これは後にあのようなことになってしまう前に、私が”私”であるうちに残した遺言のようなものだ。いや、この時はすでに私は”私”でなくなり始めているときかもしれない。私にもわからない。そうなるということが、よくわからない。
しかし今は、どことなく気が晴れたような思いだった。鬱屈した心の底から、透明感のある風が吹き抜けていくかの様である。なぜ私はあんなことで苦しみ、傷つき、思い悩んでいたのだろう。日常という現実という世界が乖離していき、そこに新たな記憶や感覚や感情が折り重なりもう一つの私を構築していく。
これが彼らの世界なのだろう。気のせいか、差し込む光がいつもより眩しい。肌がじりじりと痛む。全身を巡る血が熱い。熱いあついあついあついあつい。

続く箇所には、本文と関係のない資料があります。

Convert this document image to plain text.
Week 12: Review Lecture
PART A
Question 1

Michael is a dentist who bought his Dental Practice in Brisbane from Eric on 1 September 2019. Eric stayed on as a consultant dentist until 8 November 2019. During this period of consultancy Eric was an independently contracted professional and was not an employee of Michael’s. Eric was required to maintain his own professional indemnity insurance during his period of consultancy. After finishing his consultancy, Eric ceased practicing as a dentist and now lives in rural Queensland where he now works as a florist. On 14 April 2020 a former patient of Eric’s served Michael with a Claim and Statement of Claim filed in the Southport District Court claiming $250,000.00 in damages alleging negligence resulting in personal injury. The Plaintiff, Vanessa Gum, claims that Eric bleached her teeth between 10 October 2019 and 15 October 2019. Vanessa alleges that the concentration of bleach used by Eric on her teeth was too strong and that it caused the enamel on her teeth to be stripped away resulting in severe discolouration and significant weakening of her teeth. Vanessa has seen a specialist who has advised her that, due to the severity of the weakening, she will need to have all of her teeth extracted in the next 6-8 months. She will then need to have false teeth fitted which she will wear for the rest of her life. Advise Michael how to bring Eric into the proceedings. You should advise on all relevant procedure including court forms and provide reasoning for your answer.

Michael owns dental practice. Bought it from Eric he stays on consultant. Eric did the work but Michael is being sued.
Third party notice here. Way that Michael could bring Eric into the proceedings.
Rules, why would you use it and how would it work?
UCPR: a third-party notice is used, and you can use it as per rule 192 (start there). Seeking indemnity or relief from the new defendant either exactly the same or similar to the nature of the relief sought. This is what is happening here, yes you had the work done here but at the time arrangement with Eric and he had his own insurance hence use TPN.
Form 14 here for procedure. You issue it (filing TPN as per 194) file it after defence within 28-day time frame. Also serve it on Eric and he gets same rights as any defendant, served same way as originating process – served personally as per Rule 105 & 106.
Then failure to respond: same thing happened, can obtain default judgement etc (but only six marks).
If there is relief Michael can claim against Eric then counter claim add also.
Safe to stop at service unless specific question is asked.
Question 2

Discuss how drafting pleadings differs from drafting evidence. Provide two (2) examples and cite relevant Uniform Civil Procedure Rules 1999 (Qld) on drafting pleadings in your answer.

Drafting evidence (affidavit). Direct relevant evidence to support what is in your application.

きっとこれから始まるのは終わりの物語だ。私という存在が、音を立てて崩れていくだけの物語。そこには終わりだけがあり、ただひたすらに終わっていく。闇へと堕ちていく、暗闇へと混ざりゆく。
全てが終わったとき、私がどうなっているのかは分からない。しかしそれでも私はこの道を行くだろう。彼の辿った道を行くだろう。修羅の道を。光の差さない道を。
そこにどんな結末が待ち受けていたとしても。それに私は逢いに行くだろう。
もう誰ともしれないこの血みどろの体と心のままで。